The student outperforms the teacher
If Japan pioneered the Asian Tiger model, its apprentice, China pushed the model to new heights, in so doing helping to foster the credit crisis of 2008 and the ongoing global debt overhang, which threatens to asphyxiate future prosperity.
Even though China never was a participant in the Bretton Woods agreement, it historically has pegged the yuan to the dollar. This took on great importance after 1997, when China moved into the role of the world’s leading manufacturer. To maintain this peg in the face of ever-increasing exports and trade surplus, China, similar to Japan, resorted to a program of sterilization (forced dollar savings). For completeness’ sake, the situation is represented in Figure 18; it is entirely analogous to the yen situation sketched above.

In this manner, China could build and maintain its position as the world’s leading manufacturer. Its productive capacity continued to grow, while the productive capacity of the importing countries (e.g., the USA) continued to be hollowed out as manufacturing capacity was exported.
The situation is reflected very clearly in the two figures below. Figure 19 shows China’s balance of trade, while Figure 20 shows its foreign exchange holdings. The correlation between the two is evident.
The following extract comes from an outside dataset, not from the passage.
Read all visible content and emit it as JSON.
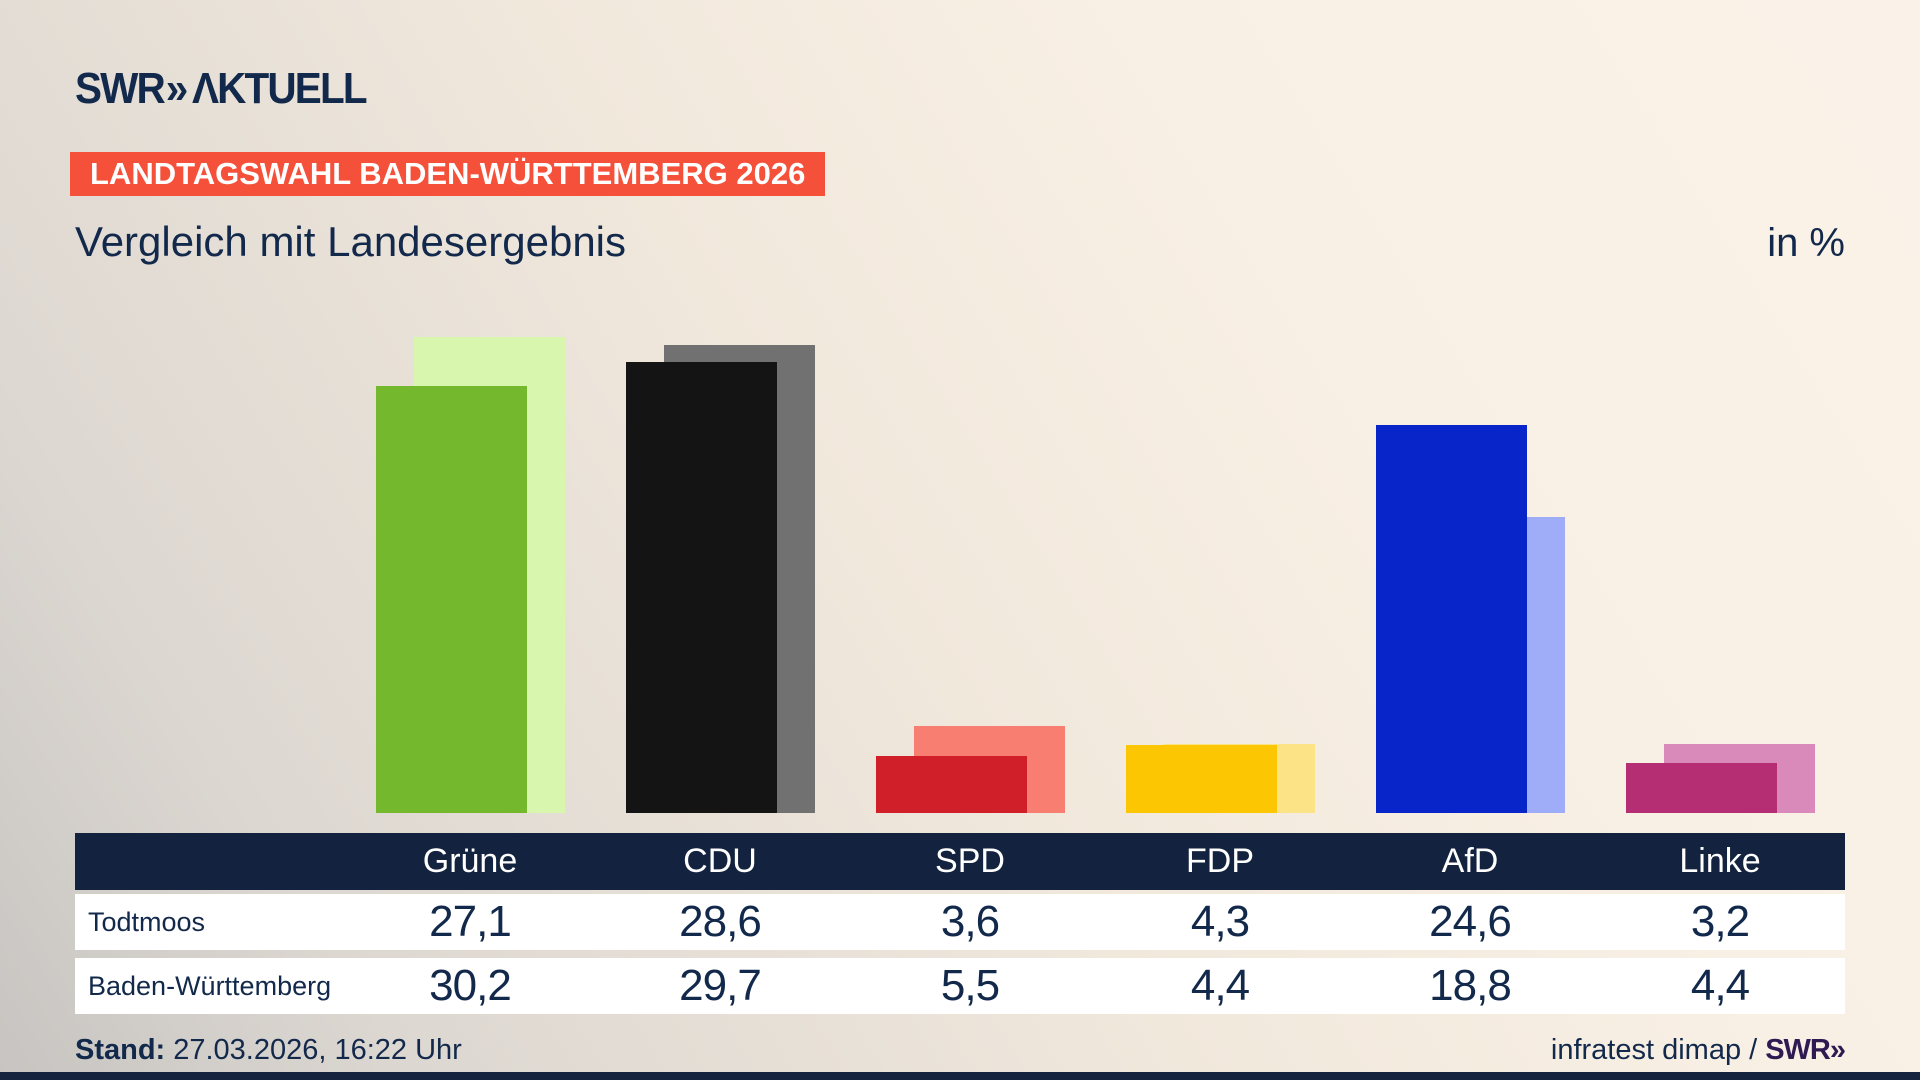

Figure 19: Balance of Trade, China, 1997-2016

The extent of China’s foreign exchange holdings is enormous, dwarfing even Japan’s; they “far exceed even the most generous estimate of what would be appropriate” (Michael Pettis, The Great Rebalancing, ch. 1).
The effect of this trend has been manifold. Firstly, the conditions of the importing countries’ labor market has been seriously undermined, with “the best jobs” being exported abroad. Secondly, the conditions of the working class in the producing countries (e.g., China) has not been elevated nearly as much as it should have been if they were remunerated fairly. As explained above, this has been done to keep them from consuming, which would put more domestic currency in circulation and lead to currency appreciation. The gainers have been the political elites responsible for maintaining this arrangement, and the multinational corporations profiting from so-called Global Value Chains (GVCs), ostensibly the outworking of Ricardo’s doctrine of comparative advantage, but in reality a scheme to keep labor costs artificially low while maintaining a captive sales market. After all, it is not important if laborers in importing/consuming countries don’t have jobs, for their welfare states will enable them to maintain consumption levels, at least until government indebtedness, which funds this consumption, reaches unsustainable levels.